Her voice drops to a register meant to be intimate, but it sounds like the scrape of an axe against stone.

“I know she doesn’t get it. I’ve watched you for years.

I’ve watched you give everything to these projects, and then I’ve watched you walk out that door like you’re going to a funeral.

It’s not fair to you. A man like you needs a partner, not a weight. ”

My jaw is so tight it feels like the bone might shatter.

I’m about to demand an apology when I realize this is all my fault. While I never did anything to lead Tabitha on, I’ve also been the one allowing my work to encroach upon my life.

“You think it’s a mistake, Ross, but it’s not. Your subconscious is trying to tell you what your ego is too afraid to admit. You don’t have to fight it.”

“Tabitha,” I croak. “You have this wrong.”

“Do I?” She smiles, a small, knowing curve of the lips that doesn’t reach her eyes. “Then why aren’t you pushing me away? Why are you sitting there looking at me like you’ve finally found a way out of the dark?”

The hell I am.

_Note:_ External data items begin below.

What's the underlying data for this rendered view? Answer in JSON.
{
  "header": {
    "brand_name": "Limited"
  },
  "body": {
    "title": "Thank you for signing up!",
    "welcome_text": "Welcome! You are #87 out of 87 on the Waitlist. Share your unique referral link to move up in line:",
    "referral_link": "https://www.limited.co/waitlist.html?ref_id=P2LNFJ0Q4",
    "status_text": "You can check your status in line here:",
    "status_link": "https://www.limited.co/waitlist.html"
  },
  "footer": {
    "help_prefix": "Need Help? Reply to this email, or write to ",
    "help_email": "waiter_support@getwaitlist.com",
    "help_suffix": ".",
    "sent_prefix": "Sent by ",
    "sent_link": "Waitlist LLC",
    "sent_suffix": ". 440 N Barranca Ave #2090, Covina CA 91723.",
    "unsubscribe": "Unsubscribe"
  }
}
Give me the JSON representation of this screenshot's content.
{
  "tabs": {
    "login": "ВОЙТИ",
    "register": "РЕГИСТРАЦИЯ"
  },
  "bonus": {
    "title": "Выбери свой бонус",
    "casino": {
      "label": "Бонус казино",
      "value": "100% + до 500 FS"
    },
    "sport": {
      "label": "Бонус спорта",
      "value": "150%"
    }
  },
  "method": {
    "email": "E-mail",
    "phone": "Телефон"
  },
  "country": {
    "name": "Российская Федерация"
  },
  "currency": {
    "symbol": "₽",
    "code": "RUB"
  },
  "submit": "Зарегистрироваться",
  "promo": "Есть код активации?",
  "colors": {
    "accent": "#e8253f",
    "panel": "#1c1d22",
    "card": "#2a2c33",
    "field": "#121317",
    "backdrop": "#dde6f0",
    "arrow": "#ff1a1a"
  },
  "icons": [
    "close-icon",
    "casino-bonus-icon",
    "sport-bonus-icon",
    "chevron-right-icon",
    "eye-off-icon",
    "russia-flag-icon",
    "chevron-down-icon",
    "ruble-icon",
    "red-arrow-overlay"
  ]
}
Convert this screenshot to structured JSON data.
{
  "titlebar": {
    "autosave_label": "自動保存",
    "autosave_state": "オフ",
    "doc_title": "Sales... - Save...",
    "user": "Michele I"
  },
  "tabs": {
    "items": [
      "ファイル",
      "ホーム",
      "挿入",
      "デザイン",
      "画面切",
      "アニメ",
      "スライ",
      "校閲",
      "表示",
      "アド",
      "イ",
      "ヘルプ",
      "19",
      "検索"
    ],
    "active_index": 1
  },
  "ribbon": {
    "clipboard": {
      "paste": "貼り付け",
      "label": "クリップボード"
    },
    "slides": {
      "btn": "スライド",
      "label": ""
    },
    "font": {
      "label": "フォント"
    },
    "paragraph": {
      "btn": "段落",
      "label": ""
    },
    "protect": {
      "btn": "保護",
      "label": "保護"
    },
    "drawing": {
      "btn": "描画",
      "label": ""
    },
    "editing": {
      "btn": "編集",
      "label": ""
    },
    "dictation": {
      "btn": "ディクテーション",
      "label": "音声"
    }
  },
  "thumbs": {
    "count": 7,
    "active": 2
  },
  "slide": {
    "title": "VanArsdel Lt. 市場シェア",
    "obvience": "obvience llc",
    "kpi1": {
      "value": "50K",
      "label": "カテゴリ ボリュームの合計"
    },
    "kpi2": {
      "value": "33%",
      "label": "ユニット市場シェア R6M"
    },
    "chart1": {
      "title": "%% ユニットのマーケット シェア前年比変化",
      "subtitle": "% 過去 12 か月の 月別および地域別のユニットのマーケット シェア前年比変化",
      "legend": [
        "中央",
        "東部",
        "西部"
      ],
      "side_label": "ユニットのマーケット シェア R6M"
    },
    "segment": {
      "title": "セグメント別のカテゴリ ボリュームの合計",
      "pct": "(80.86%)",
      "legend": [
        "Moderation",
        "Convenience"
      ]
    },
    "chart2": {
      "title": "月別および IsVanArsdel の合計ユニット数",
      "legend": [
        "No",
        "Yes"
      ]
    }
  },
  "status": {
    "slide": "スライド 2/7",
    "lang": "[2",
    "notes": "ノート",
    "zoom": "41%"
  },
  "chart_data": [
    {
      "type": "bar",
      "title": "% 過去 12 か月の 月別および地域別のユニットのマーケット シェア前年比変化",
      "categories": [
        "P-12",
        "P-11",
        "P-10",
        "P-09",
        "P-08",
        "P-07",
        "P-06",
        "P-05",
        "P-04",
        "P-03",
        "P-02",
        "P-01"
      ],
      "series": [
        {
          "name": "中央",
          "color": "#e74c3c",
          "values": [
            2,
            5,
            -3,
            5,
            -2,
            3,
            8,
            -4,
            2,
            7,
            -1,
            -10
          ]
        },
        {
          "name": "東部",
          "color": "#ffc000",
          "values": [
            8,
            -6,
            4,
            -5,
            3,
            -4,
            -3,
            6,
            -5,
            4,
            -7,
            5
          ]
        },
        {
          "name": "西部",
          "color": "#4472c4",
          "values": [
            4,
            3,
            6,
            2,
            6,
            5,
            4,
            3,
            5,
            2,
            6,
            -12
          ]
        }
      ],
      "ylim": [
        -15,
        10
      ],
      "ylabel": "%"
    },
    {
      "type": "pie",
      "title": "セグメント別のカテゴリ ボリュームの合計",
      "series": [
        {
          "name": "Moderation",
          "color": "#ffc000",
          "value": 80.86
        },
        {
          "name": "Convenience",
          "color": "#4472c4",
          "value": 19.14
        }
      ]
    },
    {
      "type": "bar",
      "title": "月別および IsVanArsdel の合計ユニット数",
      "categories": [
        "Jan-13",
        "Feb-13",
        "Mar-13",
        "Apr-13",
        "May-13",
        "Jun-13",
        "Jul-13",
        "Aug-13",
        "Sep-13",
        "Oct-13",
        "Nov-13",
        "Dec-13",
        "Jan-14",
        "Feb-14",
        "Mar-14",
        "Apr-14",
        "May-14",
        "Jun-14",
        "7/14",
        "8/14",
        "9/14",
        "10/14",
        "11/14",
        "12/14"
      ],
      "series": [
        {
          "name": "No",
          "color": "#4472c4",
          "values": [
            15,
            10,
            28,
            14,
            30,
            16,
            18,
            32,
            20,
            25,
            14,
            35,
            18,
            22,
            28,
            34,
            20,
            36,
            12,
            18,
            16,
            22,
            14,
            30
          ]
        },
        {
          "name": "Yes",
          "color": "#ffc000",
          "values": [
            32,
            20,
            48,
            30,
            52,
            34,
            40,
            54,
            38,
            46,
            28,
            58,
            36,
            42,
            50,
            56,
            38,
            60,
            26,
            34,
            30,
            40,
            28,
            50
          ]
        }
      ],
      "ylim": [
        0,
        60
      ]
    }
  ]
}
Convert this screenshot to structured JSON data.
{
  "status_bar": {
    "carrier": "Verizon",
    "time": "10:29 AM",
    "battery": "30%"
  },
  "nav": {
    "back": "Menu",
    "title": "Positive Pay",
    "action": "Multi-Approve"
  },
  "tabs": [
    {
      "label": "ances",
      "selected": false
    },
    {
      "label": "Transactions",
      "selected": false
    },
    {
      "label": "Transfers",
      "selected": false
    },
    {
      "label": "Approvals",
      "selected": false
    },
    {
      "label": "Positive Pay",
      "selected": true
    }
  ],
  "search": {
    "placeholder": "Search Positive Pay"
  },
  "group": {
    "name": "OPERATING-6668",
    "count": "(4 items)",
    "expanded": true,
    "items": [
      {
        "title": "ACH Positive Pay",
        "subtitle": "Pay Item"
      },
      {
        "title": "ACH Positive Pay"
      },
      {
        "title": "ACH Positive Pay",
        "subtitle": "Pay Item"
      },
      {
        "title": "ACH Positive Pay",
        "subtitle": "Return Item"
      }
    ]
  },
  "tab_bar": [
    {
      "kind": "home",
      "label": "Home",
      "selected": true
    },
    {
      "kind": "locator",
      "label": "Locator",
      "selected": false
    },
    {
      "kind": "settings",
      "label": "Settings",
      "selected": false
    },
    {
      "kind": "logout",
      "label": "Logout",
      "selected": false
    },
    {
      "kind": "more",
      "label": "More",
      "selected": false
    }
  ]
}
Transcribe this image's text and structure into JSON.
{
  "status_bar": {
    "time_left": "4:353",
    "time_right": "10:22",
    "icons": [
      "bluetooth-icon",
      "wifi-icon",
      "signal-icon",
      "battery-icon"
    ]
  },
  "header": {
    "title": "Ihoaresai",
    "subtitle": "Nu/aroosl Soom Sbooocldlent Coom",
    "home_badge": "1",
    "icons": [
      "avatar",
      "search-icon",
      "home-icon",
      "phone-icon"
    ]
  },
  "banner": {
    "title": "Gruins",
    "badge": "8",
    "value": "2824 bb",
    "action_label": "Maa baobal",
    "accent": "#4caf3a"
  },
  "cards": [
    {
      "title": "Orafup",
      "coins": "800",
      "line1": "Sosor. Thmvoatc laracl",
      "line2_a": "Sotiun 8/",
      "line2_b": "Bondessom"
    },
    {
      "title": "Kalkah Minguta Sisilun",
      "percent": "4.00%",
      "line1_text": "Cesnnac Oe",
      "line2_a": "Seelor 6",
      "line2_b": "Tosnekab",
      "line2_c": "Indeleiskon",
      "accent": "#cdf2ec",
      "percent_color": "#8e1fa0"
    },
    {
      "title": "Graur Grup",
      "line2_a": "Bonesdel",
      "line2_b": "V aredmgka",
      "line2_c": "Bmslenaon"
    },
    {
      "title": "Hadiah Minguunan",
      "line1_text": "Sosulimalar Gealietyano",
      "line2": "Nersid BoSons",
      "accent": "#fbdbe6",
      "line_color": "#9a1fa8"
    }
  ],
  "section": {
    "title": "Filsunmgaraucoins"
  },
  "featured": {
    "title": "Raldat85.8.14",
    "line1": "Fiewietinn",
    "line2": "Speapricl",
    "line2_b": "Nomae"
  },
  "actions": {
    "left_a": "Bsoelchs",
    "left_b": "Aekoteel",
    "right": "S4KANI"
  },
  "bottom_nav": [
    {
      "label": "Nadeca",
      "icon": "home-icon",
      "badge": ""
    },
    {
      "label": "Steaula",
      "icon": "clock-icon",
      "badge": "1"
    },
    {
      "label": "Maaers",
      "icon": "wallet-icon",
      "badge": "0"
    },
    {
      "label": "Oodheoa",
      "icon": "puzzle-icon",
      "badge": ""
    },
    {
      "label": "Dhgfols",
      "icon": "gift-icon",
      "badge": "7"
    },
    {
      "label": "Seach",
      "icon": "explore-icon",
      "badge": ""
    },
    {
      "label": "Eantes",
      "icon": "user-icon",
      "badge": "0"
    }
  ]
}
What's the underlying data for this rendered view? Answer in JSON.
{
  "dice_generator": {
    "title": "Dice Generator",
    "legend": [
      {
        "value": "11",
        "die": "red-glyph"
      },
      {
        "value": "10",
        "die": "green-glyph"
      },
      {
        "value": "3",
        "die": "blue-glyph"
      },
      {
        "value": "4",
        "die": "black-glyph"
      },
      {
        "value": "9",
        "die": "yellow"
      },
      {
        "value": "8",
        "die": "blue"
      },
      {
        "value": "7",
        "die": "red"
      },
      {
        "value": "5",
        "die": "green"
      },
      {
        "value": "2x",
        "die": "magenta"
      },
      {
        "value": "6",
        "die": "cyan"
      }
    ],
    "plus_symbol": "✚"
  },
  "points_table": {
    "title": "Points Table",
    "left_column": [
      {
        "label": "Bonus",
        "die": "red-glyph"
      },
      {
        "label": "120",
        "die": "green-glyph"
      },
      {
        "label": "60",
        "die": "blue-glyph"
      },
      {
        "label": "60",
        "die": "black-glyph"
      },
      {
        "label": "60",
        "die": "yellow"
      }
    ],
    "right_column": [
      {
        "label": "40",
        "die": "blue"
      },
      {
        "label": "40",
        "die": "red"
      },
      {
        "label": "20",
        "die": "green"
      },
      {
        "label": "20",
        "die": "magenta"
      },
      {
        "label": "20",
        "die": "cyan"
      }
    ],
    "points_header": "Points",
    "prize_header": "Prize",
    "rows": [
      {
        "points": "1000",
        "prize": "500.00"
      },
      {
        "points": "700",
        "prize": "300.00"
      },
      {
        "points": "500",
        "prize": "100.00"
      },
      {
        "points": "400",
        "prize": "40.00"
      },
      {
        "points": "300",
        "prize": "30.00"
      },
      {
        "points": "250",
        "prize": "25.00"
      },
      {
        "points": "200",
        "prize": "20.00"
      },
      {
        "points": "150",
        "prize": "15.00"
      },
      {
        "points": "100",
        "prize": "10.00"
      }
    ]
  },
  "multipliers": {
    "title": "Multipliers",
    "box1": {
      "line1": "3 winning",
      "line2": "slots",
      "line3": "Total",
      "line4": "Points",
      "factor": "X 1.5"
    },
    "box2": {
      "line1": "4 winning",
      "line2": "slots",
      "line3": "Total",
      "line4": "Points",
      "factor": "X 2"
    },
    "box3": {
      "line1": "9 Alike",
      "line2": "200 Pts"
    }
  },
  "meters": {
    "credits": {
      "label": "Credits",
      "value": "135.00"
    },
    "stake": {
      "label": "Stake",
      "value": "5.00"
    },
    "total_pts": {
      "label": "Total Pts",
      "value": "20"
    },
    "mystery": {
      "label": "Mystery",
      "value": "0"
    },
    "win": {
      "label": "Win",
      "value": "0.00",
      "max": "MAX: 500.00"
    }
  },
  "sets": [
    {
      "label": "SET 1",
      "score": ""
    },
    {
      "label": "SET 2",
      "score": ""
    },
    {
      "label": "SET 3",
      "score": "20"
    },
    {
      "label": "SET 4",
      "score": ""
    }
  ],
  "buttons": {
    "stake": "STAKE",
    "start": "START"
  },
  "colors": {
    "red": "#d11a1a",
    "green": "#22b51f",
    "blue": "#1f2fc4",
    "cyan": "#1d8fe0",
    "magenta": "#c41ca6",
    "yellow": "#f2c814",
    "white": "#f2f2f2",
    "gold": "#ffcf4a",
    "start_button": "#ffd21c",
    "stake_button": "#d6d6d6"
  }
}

She’s confused adoration with horror.

She reaches out.

I flinch back.

She redirects her hand, placing her palm flat against the center of my chest, right over my heart.

The heat of her hand burns through the thin, wrinkled fabric of my shirt.

Her fingers splay across my pectoral, firm and possessive.

I can feel the thud-thud-thud of my heart beneath her palm, a frantic, irregular beat she undoubtedly misinterprets as desire.

It isn’t. It’s the rhythm of a man trapped in a burning building.

“Feel that,” she whispers. “That’s life, Ross. Us. That’s what happens when you stop trying to be the perfect husband to a woman who doesn’t understand the pressure you’re under.”